Restituição de pagamento indevido ou a maior de tributos federais

Neste artigo, vamos abordar a recuperação de tributos federais pagos indevidamente ou a maior, por meio do pedido de restituição ou compensação.

O que é pagamento indevido e pagamento a maior? 

Pagamento indevido é quando o contribuinte paga o que não deve. Já o pagamento a maior é quando o contribuinte paga mais do que deve. 

É comum acontecer, que valores de receitas e créditos sejam informados de forma imprecisa nos sistemas fiscais, para fins de cálculo dos tributos federais. 

Quando o pagamento for feito em valor menor que o devido, é necessário recolher a diferença com os acréscimos legais, caso já tenha passado o vencimento. 
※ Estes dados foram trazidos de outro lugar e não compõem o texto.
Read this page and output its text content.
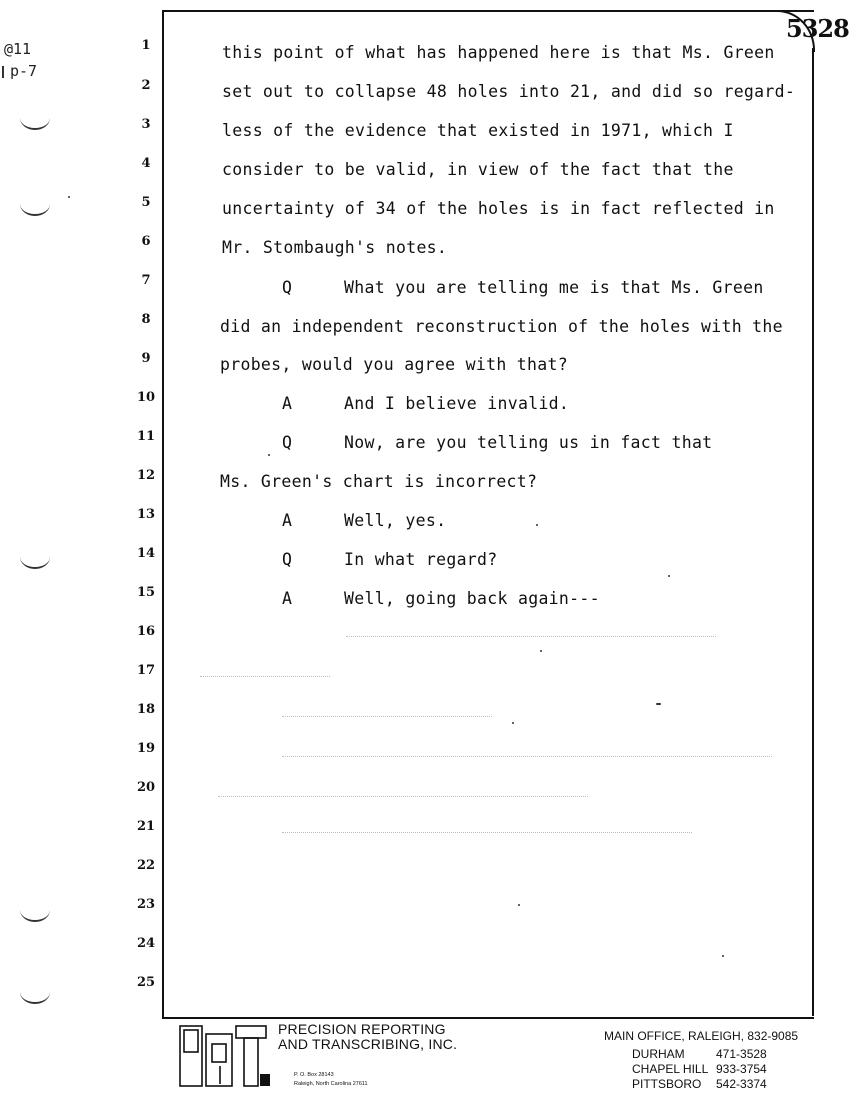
@11
p-7
5328
1
2
3
4
5
6
7
8
9
10
11
12
13
14
15
16
17
18
19
20
21
22
23
24
25
this point of what has happened here is that Ms. Green
set out to collapse 48 holes into 21, and did so regard-
less of the evidence that existed in 1971, which I
consider to be valid, in view of the fact that the
uncertainty of 34 of the holes is in fact reflected in
Mr. Stombaugh's notes.
Q	What you are telling me is that Ms. Green
did an independent reconstruction of the holes with the
probes, would you agree with that?
A	And I believe invalid.
Q	Now, are you telling us in fact that
Ms. Green's chart is incorrect?
A	Well, yes.
Q	In what regard?
A	Well, going back again---
PRECISION REPORTING
AND TRANSCRIBING, INC.
P. O. Box 28143
Raleigh, North Carolina 27611
MAIN OFFICE, RALEIGH, 832-9085
DURHAM	471-3528
CHAPEL HILL 933-3754
PITTSBORO 542-3374
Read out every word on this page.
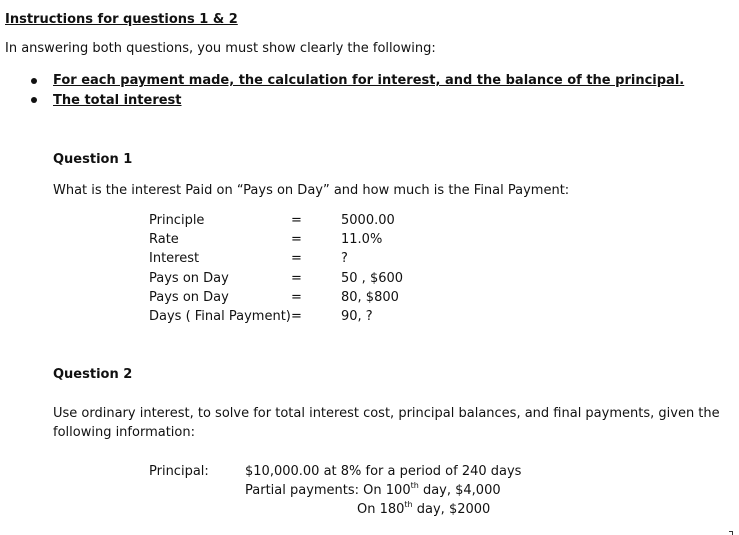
Instructions for questions 1 & 2
In answering both questions, you must show clearly the following:
For each payment made, the calculation for interest, and the balance of the principal.
The total interest
Question 1
What is the interest Paid on “Pays on Day” and how much is the Final Payment:
Principle	=	5000.00
Rate	=	11.0%
Interest	=	?
Pays on Day	=	50 , $600
Pays on Day	=	80, $800
Days ( Final Payment) =	90, ?
Question 2
Use ordinary interest, to solve for total interest cost, principal balances, and final payments, given the
following information:
Principal:	$10,000.00 at 8% for a period of 240 days
Partial payments: On 100th day, $4,000
On 180th day, $2000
Mas, caso o pagamento seja indevido ou a maior, é possível fazer o pedido de restituição ou compensação à Receita Federal, com a utilização do programa Pedido de Restituição, Ressarcimento ou Reembolso e Declaração de Compensação (PER/DCOMP). 

É possível solicitar a restituição de pagamento indevido ou a maior? 

De acordo com a Lei nº 9.430/1996, arts.  73 e 74, é possível pedir a restituição de tributos (impostos e contribuições) administrados pela Receita Federal, que tenham sido pagos indevidamente ou a maior, seja por meio de DARF ou GPS. 

Com base nesses dispositivos, a Receita Federal estabeleceu as regras e procedimentos para essa recuperação, atualmente disciplinada pela Instrução Normativa RFB nº 2.055/2021

Assim, os valores passíveis de restituição (devolução) poderão ser objeto de compensação. 

Essa compensação ocorre com débitos administrados também pela Receita Federal, mas existem vedações, o que acarreta a necessidade de analisar a legislação pertinente a cada tributo e a Instrução Normativa mencionada. 

Quais são os impedimentos para a compensação de tributos federais? 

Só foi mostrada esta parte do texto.